Further down in your comment you indirectly quote Ron Coleman (and you seem to agree), who stated the problem weren't the voices, but how people dealt with them.
Now, to me a lack of awareness toward oneself, a lack of self-consciousness, that requires the help of somebody else to be rectified, will seem little convincing as a criterion for "illness", and somehow I wonder what it is going to be: are all people ill, then, or no one?
I mean, for instance, I know how to operate a trencher. That is, I am aware of, or conscious about, how to operate one. Are you? Or would you have to ask me for help to figure it out? And, let's say you are not, and you would have to ask me for help, does that make you an ill person? Is it a disease not to know how to operate a trencher? Is it a disease not to be perfectly enlightened, entirely conscious of oneself and the world? Is it a disease not to know everything? Or is this imperfection maybe just the nature of humanity? A "disease", an "illness", all human beings suffer from. Which makes it necessary for them to communicate, be listened to, ask for help, for guidance. So that they can make sense of themselves and the world - voices, "unusual" beliefs, and the like included.
Three months ago I thought that hearing voices was a sign of disease.
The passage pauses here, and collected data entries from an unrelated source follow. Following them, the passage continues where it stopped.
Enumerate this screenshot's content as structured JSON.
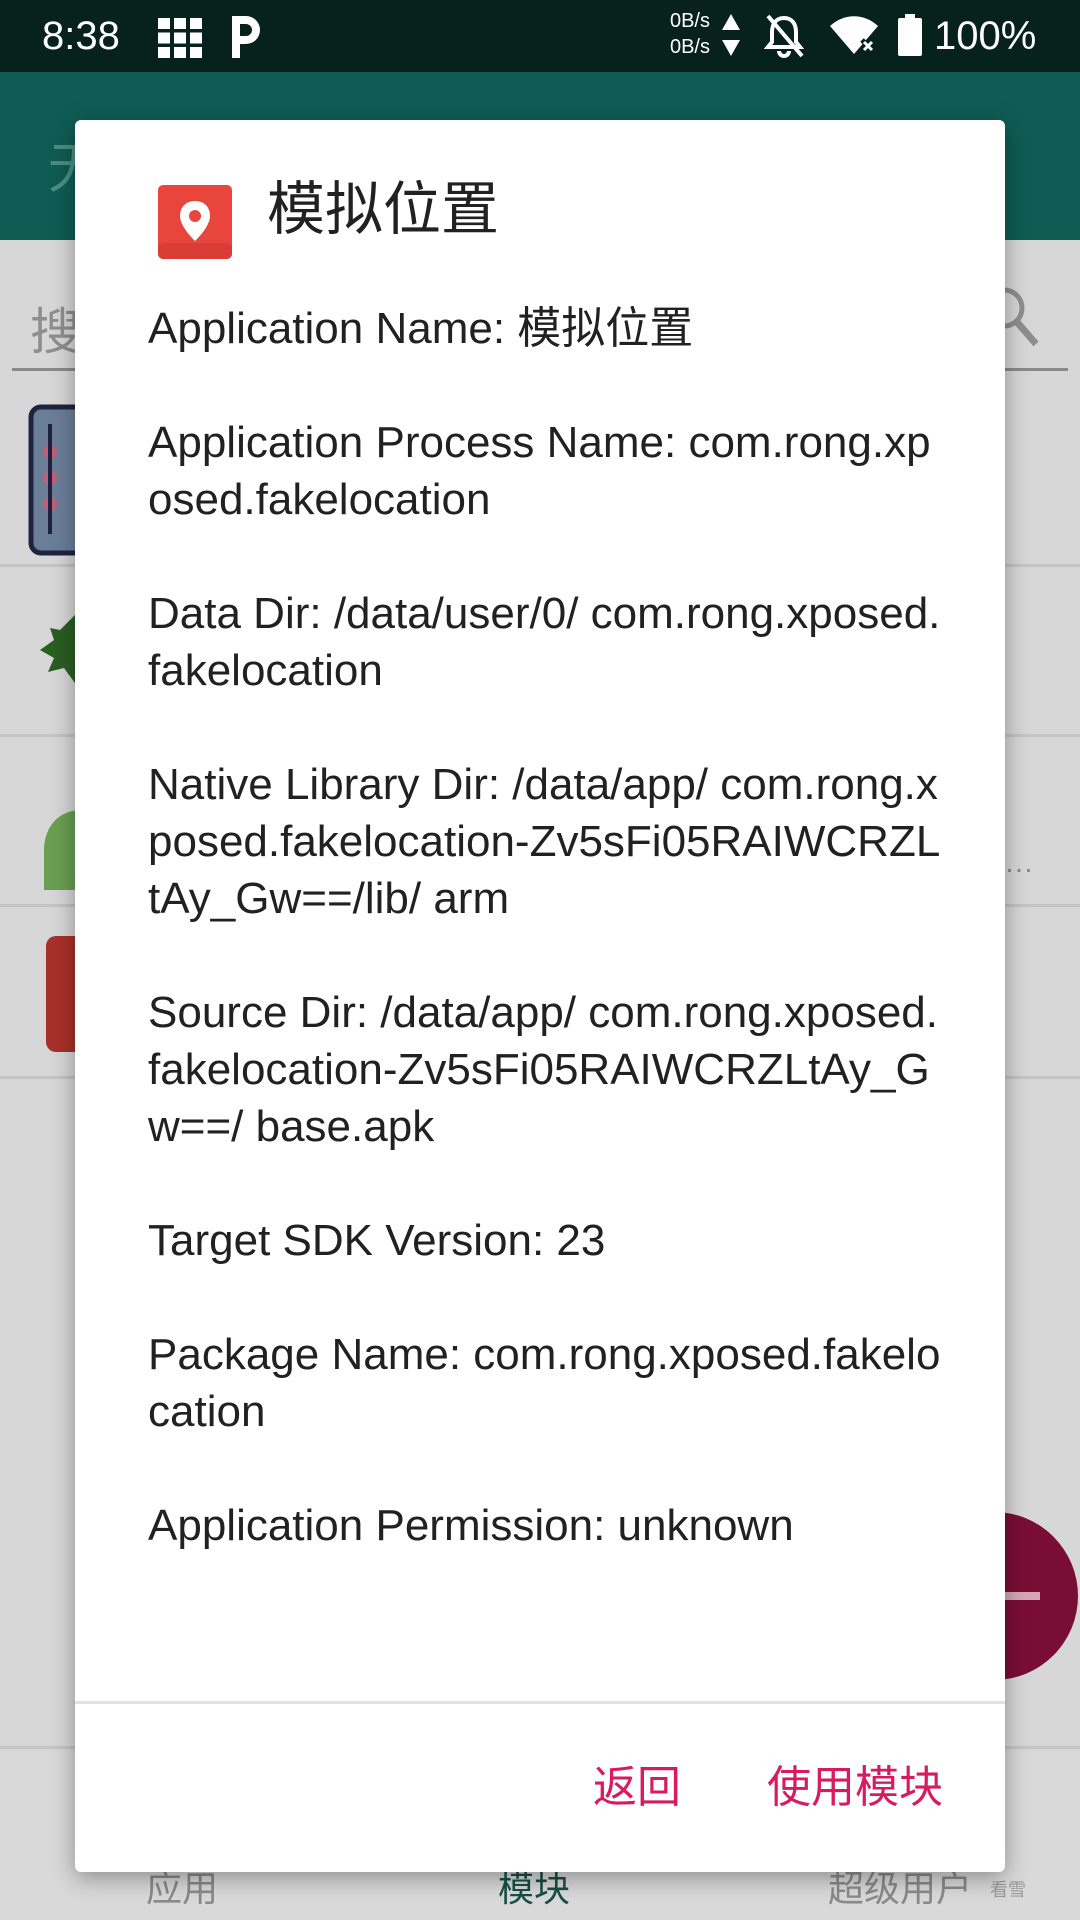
{
  "status_bar": {
    "time": "8:38",
    "net_speed_up": "0B/s",
    "net_speed_down": "0B/s",
    "battery": "100%",
    "icons": [
      "grid-icon",
      "parking-icon",
      "updown-arrows-icon",
      "bell-off-icon",
      "wifi-icon",
      "battery-icon"
    ]
  },
  "background_app": {
    "title_partial": "无",
    "search_hint_partial": "搜",
    "ellipsis": "…",
    "bottom_nav": [
      "应用",
      "模块",
      "超级用户"
    ],
    "watermark": "看雪"
  },
  "dialog": {
    "icon": "location-pin-icon",
    "title": "模拟位置",
    "info": [
      "Application Name: 模拟位置",
      "Application Process Name: com.rong.xposed.fakelocation",
      "Data Dir: /data/user/0/ com.rong.xposed.fakelocation",
      "Native Library Dir: /data/app/ com.rong.xposed.fakelocation-Zv5sFi05RAIWCRZLtAy_Gw==/lib/ arm",
      "Source Dir: /data/app/ com.rong.xposed.fakelocation-Zv5sFi05RAIWCRZLtAy_Gw==/ base.apk",
      "Target SDK Version: 23",
      "Package Name: com.rong.xposed.fakelocation",
      "Application Permission: unknown"
    ],
    "buttons": {
      "back": "返回",
      "use_module": "使用模块"
    }
  },
  "colors": {
    "status_bar": "#07211d",
    "app_bar": "#0f5c54",
    "accent": "#d81b60",
    "icon_red": "#e8453c"
  }
}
After the Congress I think that some people who hear voices are ill and others are not.
It is an interesting question: I will think some more about your trencher example. Bill
Now that I've listened to the rest of the talks - basically all just as great as yours/Will's and Jim van Os': When I'd heard about this congress, several months ago, I thought of going there. One of the reasons why I eventually decided not to - why I actually avoid events like this congress in general - is that to this day I get the creeps - I'm sorry, but I really mean the creeps - when I hear people talk about "a paranoid schizophrenic", for instance. And I had a hunch that I might hear someone talk about "a paranoid schizophrenic", or something along those lines. And, voilà!, here it is. Maybe my problem, but, on the other hand, how can we expect the professionals and the public to stop discriminating against us when we can't even stop discriminating against each other, referring to each other with the labels which our oppressors use to define us?
On another note: I strongly disagree that there is a role for psychiatry. There is a role for psych drugs. Without doubt. But to my conviction, there is no need for a whole medical speciality only to prescribe these drugs in those rare cases where they probably are a - temporary - solution. And there certainly is no role for what constitutes psychiatry in addition to its job of prescribing psych drugs, namely the labelling and the administration of ect.
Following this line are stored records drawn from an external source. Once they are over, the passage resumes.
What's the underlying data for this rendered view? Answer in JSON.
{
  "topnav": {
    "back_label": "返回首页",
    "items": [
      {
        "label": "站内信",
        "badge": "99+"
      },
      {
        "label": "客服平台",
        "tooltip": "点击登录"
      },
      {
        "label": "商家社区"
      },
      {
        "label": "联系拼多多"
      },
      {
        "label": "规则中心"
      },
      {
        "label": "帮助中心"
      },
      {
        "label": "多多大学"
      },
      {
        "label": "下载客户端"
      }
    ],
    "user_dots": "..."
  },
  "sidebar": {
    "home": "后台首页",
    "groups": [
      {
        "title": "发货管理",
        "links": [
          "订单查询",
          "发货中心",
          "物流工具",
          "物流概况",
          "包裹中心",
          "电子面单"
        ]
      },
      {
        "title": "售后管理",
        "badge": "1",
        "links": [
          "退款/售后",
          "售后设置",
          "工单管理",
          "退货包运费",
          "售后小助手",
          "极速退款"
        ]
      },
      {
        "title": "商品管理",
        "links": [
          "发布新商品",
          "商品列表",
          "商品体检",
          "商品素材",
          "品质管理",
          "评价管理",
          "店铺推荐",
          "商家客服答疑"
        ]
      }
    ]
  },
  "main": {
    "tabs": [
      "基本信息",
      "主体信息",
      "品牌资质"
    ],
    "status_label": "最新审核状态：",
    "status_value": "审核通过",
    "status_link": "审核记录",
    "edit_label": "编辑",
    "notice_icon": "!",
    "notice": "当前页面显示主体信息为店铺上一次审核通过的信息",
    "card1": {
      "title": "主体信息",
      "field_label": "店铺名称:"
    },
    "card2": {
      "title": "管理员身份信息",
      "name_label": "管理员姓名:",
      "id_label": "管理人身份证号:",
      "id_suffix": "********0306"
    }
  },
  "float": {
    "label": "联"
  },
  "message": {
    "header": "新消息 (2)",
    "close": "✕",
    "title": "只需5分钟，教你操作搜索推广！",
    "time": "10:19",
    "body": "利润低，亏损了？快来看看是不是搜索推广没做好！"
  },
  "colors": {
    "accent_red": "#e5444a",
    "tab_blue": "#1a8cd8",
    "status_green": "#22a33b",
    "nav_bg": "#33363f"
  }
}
I just listened to Jim Van Os' talk, and loved it! I'm especially fascinated, time and again, thinking of all the countless conferences - like the one he mentions - and stuff on something that doesn't really exist... Tragicomic.
Two thoughts: 1. Jim Van Os talks about a genetic predisposition - in the usual, rather simplistic, fashion. He doesn't mention that also genes themselves are influenced by the environment. That is, that a possible genetic predisposition very likely is a response to a pre-existing stressful environment.
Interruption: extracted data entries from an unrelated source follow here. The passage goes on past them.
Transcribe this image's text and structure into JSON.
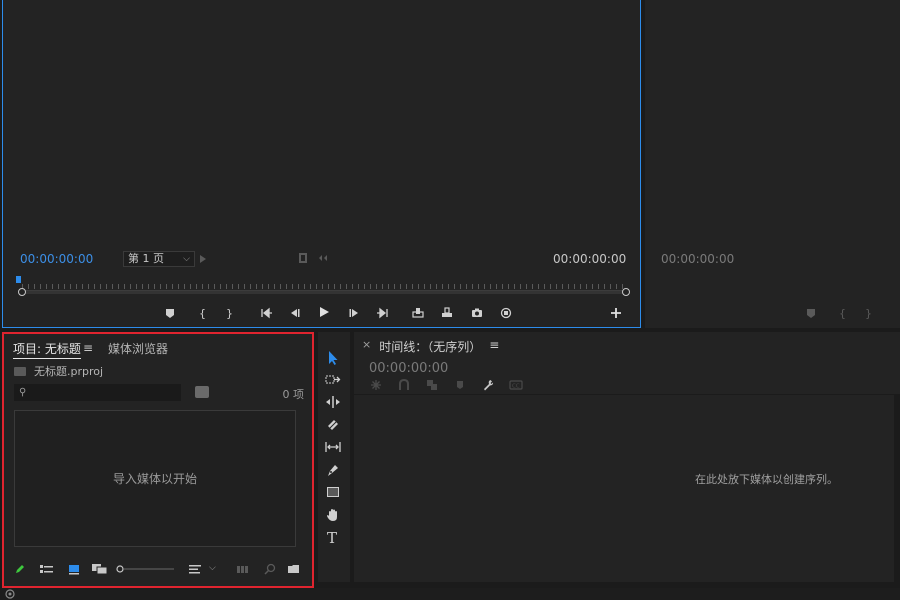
{
  "source_monitor": {
    "timecode_in": "00:00:00:00",
    "timecode_out": "00:00:00:00",
    "page_select": "第 1 页"
  },
  "program_monitor": {
    "timecode": "00:00:00:00"
  },
  "project_panel": {
    "tab_project": "项目: 无标题",
    "tab_media_browser": "媒体浏览器",
    "project_file": "无标题.prproj",
    "search_placeholder": "",
    "item_count": "0 项",
    "drop_hint": "导入媒体以开始"
  },
  "timeline": {
    "close": "×",
    "title": "时间线：（无序列）",
    "timecode": "00:00:00:00",
    "drop_hint": "在此处放下媒体以创建序列。"
  },
  "colors": {
    "accent": "#2d8ceb",
    "highlight_border": "#e0242f",
    "panel_bg": "#232323",
    "app_bg": "#1b1b1b"
  }
}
2. The moment psychiatry really starts to be about helping people deal with psychological, spiritual, existential problems it isn't "psychiatry" (=a medical speciality) anymore. Medical science is about the body's biology. That's why psychiatry per se is biobiobio, and can never be anything else. The more psycho-social an approach to crisis, the more it involves other fields than the psychiatric one, such as philosophy, anthropology and sociology, and actually marginalizing psychiatry proportionally. You don't need to be a medical doctor to help someone with their existential problems.
(The other talk I've listened to so far is yours about coming off: great! No objections.)